Ogbo succeeded – and his involvement in the final means Team GB will now assess him. He freely admits that progressing on a national basis, and performing in the Olympics, is a big goal.
“That’s something I would commit to fully,” he says. “When it comes to boxing and my [medical] career, the boxing is very time sensitive. I’m only going to be in my prime and eligible for limited time. I’m going to be a doctor, God willing, for decades. It’s something I could put on hold for a few years.”
Ogbo talks warmly about Border City ABC, saying they have provided him with a “home away from home”. When he walked into the gym for the first time after winning the national title, a cluster of young fighters stopped and applauded.
The champion smiled bashfully. “I didn’t really know anybody when I came up here,” he says. “This club provided a family, a base, and have invested countless hours in me.
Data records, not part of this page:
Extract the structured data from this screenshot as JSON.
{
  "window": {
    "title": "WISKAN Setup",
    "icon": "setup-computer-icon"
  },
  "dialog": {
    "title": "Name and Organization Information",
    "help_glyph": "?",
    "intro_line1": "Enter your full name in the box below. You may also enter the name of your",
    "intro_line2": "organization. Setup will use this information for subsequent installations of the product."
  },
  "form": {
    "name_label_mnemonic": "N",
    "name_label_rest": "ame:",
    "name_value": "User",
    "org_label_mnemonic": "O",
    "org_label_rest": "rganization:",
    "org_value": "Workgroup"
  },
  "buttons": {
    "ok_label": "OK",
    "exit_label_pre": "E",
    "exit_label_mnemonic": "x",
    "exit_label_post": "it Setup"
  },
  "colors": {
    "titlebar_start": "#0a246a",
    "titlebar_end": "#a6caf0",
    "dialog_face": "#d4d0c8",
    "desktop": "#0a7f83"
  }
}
We’ve all grown and learned from each other."
Flippantly, I say that stories of people behaving badly when admitted to A&E – perhaps after a night out gone wrong – would be unlikely to take their anger out on Dr Ogbo if they knew of his particular skills. He responds seriously. “People come in with a big variety of problems, but the commonality between them is that, at the end of day, they don’t really want to be there, and they’re scared.
“That fear for your health can bring out the worst in you. It’s one of those areas where you do deploy a bit of empathy. The ability to be able to keep yourself calm in professional environments, especially if you have people yelling abuse, being difficult, threatening, is important.
"Boxing doesn’t just help me decompress, but develops that confidence and ability to stay calm and disengage, and know how to remove yourself from certain situations and, God forbid, protect yourself long enough before help comes.”
Ogbo is a thoughtful man, and the story of the boxing doctor may have further fascinating chapters. “I know the assumptions about boxing are there for a reason, and if I hadn’t set foot in a gym, or spoken to boxers, and just based it on what I saw on TV on social media, it would be easy to see why people adhere to stereotypes,” he says.
“The lesson, I suppose, is to be a bit open-minded and you might be surprised. More often than not you will be.”